Optimal Control - difference between indirect/direct approaches In an indirect method, my understanding is we convert the Continuous Optimal Control problem to a 2-point boundary problem by using initial conditions on the states and terminal conditions on the costates. 
Then there are the direct methods based on input and/or control discretization. In direct collocation, both states and controls are discretized and a single NonLinear Program is solved.
3 questions then:


*

*Is the control trajectory found through indirect/direct approaches is a locally optimal one? (I think it is using the maximum principle so I don't see why this can be a global optimal)

*How exactly is direct collocation is different then discretizing states/controls/time? 

*Lasty, why is indirect apprach is also called "first optimize, then discretize", where is the discretization part?

 A: *

*solution (if one found) of the NLP in direct methods are local optimal but not neccesary global optimal (except for some special types of NLPs, e.g. convex NLP). 


for the indirect approach, you solve as you already mentioned, the neccessary condition for optimality of the optimal control problem (minimum principle ,...). This forms a boundary value problem (BVP) which is often nonlinear and has several local optimal solutions (optimal state and optimal costate). The problem here is, you can solve the BVP but you obtain only ONE local optimal solution (you don't know if its global optimal). In order to find the global optimal one, you would have to determine all local optimal solutions and then use the HJB equation to check, which one of the local opt. solutions are also global optimal.
In generall, the solution depends on your initial guess (for solving numerically). For two different initial guesses you might obtain two different solutions. This holds for both methods (direct, indirect)


*i don't understand your question! Please reformulate!

*i am not sure why they call it like that. The main difference of direct and indirect methods are:
general optimal control: minimize a functional (performance measure) subject to constraints/bounds and of course the dynamics 
direct method: solve DIRECTLY this optimal control problem as it is written there.
indirect method: solve the neccessary condition (BVP) which INDIRECTLY represents the original optimal control problem. you just rewrite the optimal control problem (which is an optimization problem) in another optimization problem.

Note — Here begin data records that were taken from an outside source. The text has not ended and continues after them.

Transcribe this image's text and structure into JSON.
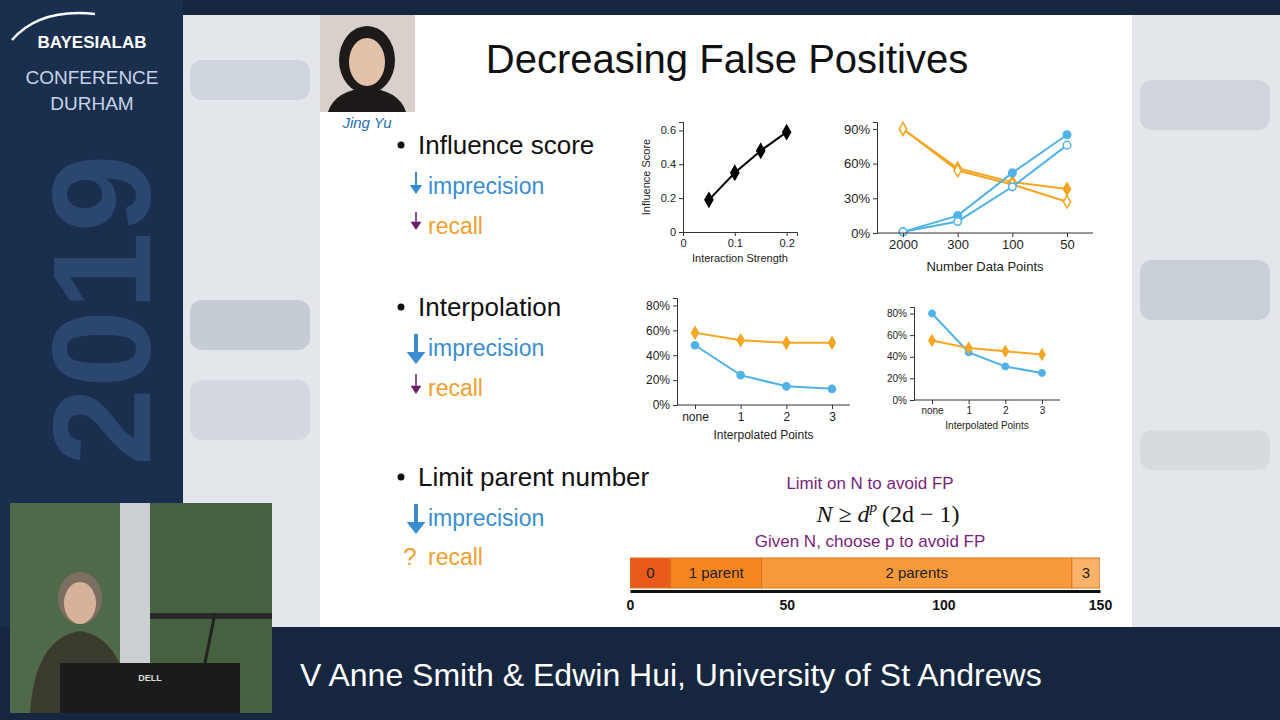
{
  "frame": {
    "logo": "BAYESIALAB",
    "event": "CONFERENCE",
    "city": "DURHAM",
    "year": "2019",
    "monitor_brand": "DELL",
    "caption": "V Anne Smith & Edwin Hui, University of St Andrews"
  },
  "slide": {
    "title": "Decreasing False Positives",
    "photo_caption": "Jing Yu",
    "bullets": [
      {
        "text": "Influence score",
        "effects": [
          {
            "text": "imprecision"
          },
          {
            "text": "recall"
          }
        ]
      },
      {
        "text": "Interpolation",
        "effects": [
          {
            "text": "imprecision"
          },
          {
            "text": "recall"
          }
        ]
      },
      {
        "text": "Limit parent number",
        "effects": [
          {
            "text": "imprecision"
          },
          {
            "prefix": "?",
            "text": "recall"
          }
        ]
      }
    ],
    "note": {
      "above": "Limit on N to avoid FP",
      "formula": {
        "base": "N ≥ d",
        "exponent": "p",
        "tail": "(2d − 1)"
      },
      "below": "Given N, choose p to avoid FP"
    }
  },
  "chart_data": [
    {
      "type": "line",
      "x": [
        0.05,
        0.1,
        0.15,
        0.2
      ],
      "values": [
        0.19,
        0.35,
        0.48,
        0.59
      ],
      "color": "#000000",
      "marker": "diamond",
      "x_label": "Interaction Strength",
      "y_label": "Influence Score",
      "xlim": [
        0,
        0.22
      ],
      "xticks": [
        0,
        0.1,
        0.2
      ],
      "ylim": [
        0,
        0.65
      ],
      "yticks": [
        0,
        0.2,
        0.4,
        0.6
      ]
    },
    {
      "type": "line",
      "categories": [
        "2000",
        "300",
        "100",
        "50"
      ],
      "series": [
        {
          "color": "#f5a623",
          "marker": "diamond",
          "values": [
            90,
            56,
            44,
            38
          ]
        },
        {
          "color": "#f5a623",
          "marker": "open-diamond",
          "values": [
            90,
            54,
            42,
            27
          ]
        },
        {
          "color": "#4fb3e8",
          "marker": "circle",
          "values": [
            1,
            15,
            52,
            85
          ]
        },
        {
          "color": "#4fb3e8",
          "marker": "open-circle",
          "values": [
            1,
            10,
            40,
            76
          ]
        }
      ],
      "x_label": "Number Data Points",
      "ylim": [
        0,
        96
      ],
      "yticks": [
        {
          "value": 0,
          "label": "0%"
        },
        {
          "value": 30,
          "label": "30%"
        },
        {
          "value": 60,
          "label": "60%"
        },
        {
          "value": 90,
          "label": "90%"
        }
      ]
    },
    {
      "type": "line",
      "categories": [
        "none",
        "1",
        "2",
        "3"
      ],
      "series": [
        {
          "color": "#f5a623",
          "marker": "diamond",
          "values": [
            58,
            52,
            50,
            50
          ]
        },
        {
          "color": "#4fb3e8",
          "marker": "circle",
          "values": [
            48,
            24,
            15,
            13
          ]
        }
      ],
      "x_label": "Interpolated Points",
      "ylim": [
        0,
        86
      ],
      "yticks": [
        {
          "value": 0,
          "label": "0%"
        },
        {
          "value": 20,
          "label": "20%"
        },
        {
          "value": 40,
          "label": "40%"
        },
        {
          "value": 60,
          "label": "60%"
        },
        {
          "value": 80,
          "label": "80%"
        }
      ]
    },
    {
      "type": "line",
      "categories": [
        "none",
        "1",
        "2",
        "3"
      ],
      "series": [
        {
          "color": "#4fb3e8",
          "marker": "circle",
          "values": [
            80,
            44,
            31,
            25
          ]
        },
        {
          "color": "#f5a623",
          "marker": "diamond",
          "values": [
            55,
            48,
            45,
            42
          ]
        }
      ],
      "x_label": "Interpolated Points",
      "ylim": [
        0,
        86
      ],
      "yticks": [
        {
          "value": 0,
          "label": "0%"
        },
        {
          "value": 20,
          "label": "20%"
        },
        {
          "value": 40,
          "label": "40%"
        },
        {
          "value": 60,
          "label": "60%"
        },
        {
          "value": 80,
          "label": "80%"
        }
      ]
    },
    {
      "type": "bar",
      "orientation": "horizontal",
      "stacked": true,
      "categories": [
        null
      ],
      "series": [
        {
          "name": "0",
          "color": "#ea5a1a",
          "values": [
            13
          ]
        },
        {
          "name": "1 parent",
          "color": "#f5851f",
          "values": [
            29
          ]
        },
        {
          "name": "2 parents",
          "color": "#f89a3c",
          "values": [
            99
          ]
        },
        {
          "name": "3",
          "color": "#fbb36a",
          "values": [
            9
          ]
        }
      ],
      "xlim": [
        0,
        150
      ],
      "xticks": [
        0,
        50,
        100,
        150
      ]
    }
  ]
}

Both problems 
then, you can use the same methods (e.g. collocation, shooting) for both direct and indirect methods. you only solve different sytems of ODE with different constraints.
A: *

*The solution of the Euler-Lagrange equations (2-point BVP) which comes from Pontryagin's Maximum Principle (PMP) might not even be a local minimum since it constitutes a necessary condition for the input $\boldsymbol u$ to be a minimizer of $J(\boldsymbol u)$. You could also have calculated a local maximum or even a saddle point of $J(\boldsymbol u)$. In order to check if it is, in fact, a local minimizer you would have to solve the Hamilton-Jacobi-Bellman (HMB) equations which constitute a necessary and sufficient condition.

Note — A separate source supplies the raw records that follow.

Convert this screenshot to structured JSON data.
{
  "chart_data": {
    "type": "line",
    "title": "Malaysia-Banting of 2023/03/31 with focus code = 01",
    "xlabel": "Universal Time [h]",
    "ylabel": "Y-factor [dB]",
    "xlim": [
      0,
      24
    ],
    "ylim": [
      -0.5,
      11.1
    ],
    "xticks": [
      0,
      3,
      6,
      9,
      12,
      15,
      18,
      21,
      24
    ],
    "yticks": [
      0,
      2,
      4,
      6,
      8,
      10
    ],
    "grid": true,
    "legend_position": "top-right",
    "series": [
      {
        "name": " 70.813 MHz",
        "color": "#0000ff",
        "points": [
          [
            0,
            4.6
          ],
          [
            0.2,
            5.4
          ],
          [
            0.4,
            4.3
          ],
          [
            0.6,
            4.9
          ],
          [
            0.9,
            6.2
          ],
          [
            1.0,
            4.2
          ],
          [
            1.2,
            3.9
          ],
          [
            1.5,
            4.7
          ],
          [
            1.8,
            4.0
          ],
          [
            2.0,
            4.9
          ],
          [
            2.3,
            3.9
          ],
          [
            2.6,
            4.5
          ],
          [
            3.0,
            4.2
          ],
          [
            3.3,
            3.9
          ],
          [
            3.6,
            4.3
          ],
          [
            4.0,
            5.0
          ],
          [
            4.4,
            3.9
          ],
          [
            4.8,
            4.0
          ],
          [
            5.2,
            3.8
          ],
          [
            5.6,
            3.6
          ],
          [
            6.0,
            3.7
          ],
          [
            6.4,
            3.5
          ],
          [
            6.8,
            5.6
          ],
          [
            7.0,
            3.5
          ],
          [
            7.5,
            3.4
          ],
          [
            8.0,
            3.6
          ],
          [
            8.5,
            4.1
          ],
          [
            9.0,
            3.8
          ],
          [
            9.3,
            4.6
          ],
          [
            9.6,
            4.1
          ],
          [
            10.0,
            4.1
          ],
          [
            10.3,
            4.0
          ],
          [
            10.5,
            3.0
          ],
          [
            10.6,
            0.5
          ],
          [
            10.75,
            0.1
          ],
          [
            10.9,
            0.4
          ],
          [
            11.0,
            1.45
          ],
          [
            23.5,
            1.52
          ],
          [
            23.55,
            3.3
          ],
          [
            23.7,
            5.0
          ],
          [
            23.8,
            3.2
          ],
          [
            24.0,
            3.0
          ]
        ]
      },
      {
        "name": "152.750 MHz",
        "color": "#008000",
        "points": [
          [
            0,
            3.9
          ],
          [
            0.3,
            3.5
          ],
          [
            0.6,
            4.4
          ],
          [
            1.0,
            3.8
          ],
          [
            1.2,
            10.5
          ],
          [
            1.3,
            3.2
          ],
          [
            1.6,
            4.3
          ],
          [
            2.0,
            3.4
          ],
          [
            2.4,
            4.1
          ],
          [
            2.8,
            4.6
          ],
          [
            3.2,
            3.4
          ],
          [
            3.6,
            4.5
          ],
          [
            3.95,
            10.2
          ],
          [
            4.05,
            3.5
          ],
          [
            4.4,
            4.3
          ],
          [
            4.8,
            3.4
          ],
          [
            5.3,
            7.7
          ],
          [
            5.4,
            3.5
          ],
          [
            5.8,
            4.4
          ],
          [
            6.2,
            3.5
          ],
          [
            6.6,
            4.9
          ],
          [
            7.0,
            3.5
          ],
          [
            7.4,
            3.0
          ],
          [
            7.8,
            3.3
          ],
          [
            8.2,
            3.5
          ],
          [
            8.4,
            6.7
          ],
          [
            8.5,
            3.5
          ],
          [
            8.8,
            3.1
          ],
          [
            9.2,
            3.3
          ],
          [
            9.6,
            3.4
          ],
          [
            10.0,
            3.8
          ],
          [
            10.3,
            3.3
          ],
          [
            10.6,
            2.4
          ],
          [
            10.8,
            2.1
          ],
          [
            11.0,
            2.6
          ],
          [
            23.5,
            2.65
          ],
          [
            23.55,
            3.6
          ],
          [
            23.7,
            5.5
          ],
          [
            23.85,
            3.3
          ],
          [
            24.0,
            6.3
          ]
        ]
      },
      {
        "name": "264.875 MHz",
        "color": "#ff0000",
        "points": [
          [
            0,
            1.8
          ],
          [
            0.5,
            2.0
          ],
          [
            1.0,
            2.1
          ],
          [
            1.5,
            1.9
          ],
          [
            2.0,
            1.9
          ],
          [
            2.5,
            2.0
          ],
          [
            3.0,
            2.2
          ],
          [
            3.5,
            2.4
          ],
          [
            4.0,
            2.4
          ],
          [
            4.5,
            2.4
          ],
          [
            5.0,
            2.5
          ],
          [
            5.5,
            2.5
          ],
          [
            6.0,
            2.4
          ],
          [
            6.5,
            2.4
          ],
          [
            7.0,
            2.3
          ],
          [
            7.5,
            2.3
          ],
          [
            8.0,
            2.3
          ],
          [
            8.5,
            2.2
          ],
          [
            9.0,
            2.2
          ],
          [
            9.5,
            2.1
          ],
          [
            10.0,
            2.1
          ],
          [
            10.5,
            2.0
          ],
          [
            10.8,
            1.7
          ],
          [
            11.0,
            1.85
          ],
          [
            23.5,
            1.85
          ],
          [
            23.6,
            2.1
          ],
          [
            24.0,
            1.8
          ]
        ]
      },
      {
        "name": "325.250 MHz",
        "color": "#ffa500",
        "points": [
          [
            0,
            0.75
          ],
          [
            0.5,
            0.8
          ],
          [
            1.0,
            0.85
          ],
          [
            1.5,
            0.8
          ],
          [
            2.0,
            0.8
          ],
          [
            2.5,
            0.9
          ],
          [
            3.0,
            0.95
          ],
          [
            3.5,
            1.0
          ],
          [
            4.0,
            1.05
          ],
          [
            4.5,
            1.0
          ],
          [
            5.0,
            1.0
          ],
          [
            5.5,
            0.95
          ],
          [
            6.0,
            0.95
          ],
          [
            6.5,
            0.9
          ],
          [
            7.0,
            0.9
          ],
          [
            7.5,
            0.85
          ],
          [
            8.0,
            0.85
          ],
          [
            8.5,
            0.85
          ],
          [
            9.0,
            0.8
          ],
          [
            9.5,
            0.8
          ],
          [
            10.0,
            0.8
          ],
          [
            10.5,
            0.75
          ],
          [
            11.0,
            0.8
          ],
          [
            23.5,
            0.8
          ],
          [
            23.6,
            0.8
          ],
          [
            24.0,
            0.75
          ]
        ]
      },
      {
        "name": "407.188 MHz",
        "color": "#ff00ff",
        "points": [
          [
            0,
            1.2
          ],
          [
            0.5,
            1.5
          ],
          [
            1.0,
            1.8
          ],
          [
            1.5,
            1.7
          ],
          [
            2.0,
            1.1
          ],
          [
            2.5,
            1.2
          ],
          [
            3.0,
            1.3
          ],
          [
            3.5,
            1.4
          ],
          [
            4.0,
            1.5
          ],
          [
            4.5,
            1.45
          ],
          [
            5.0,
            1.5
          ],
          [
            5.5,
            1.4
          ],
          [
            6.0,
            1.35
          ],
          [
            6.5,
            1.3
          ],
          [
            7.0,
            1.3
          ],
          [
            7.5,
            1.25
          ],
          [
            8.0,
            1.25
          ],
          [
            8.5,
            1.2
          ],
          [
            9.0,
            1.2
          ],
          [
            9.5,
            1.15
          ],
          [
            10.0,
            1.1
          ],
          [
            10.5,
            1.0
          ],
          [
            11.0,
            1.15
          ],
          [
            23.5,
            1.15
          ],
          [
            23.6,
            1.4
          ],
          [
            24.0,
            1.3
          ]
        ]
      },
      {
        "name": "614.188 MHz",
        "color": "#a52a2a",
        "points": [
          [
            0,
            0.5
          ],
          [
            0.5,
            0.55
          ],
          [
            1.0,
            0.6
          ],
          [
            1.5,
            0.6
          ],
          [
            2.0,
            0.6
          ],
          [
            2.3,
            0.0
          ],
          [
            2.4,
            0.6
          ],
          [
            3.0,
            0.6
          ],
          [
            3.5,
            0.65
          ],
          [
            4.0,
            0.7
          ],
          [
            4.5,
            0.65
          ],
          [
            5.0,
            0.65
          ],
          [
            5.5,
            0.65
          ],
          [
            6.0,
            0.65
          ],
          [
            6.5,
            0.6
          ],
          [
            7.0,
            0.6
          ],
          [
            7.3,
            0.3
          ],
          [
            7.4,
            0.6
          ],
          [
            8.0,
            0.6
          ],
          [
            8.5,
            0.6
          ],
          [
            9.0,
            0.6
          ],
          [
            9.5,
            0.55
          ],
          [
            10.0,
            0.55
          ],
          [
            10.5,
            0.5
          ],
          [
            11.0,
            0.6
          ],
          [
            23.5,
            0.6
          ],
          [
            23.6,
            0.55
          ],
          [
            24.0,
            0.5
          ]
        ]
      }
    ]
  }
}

*Collocation is just the general idea to discretize a continuous ODE
in time. More specifically, in optimization, collocation means that
you include each discretization step of the "collocation" scheme
that you choose, e.g., Euler, Simpson, Trapezoidal, ..., into the
the optimization problem as a equality constraints. This means you
implicitly integrate the ODE with the chosen scheme by means of
these equality constraints. This also means that it is just a
synonymous way of saying you discretize the states and inputs. In my
opinion this always comes along with including the discretization to
your problem. This, however, is not always necessary! You can
exclude the solution of the ODE from the optimization problem and
only discretize the control inputs in time which yields a less
complex (w.r.t. problem size) optimization problem. This approach is
known as control vector parameterization (and some other names). So
collocation => ODE part of problem; discretization => ODE not
necessarily part of problem

*The term direct approach comes from the fact that you directly work with the continuous optimal control problem. You discretize the integral and all time-dependent functions (ODE, constraints, etc.) in order to obtain a static nonlinear program. For this nonlinear program you can construct optimality conditions given by the KKT equations. So first you discretize the OCP, then you optimize the resulting nonlinear static program to obtain the (approximate) optimal solution of the optimal control problem.
In the indirect approach, you first look at the optimality conditions of the continuous-time optimal control problem which leads you to the 2-point BVP, the Euler Lagrange equations (which, again, only constitute a necessary condition for a minimizer). This 2-point BVP is still continuous. So in order to solve it, you discretize it in time to obtain an approximate numerical solution.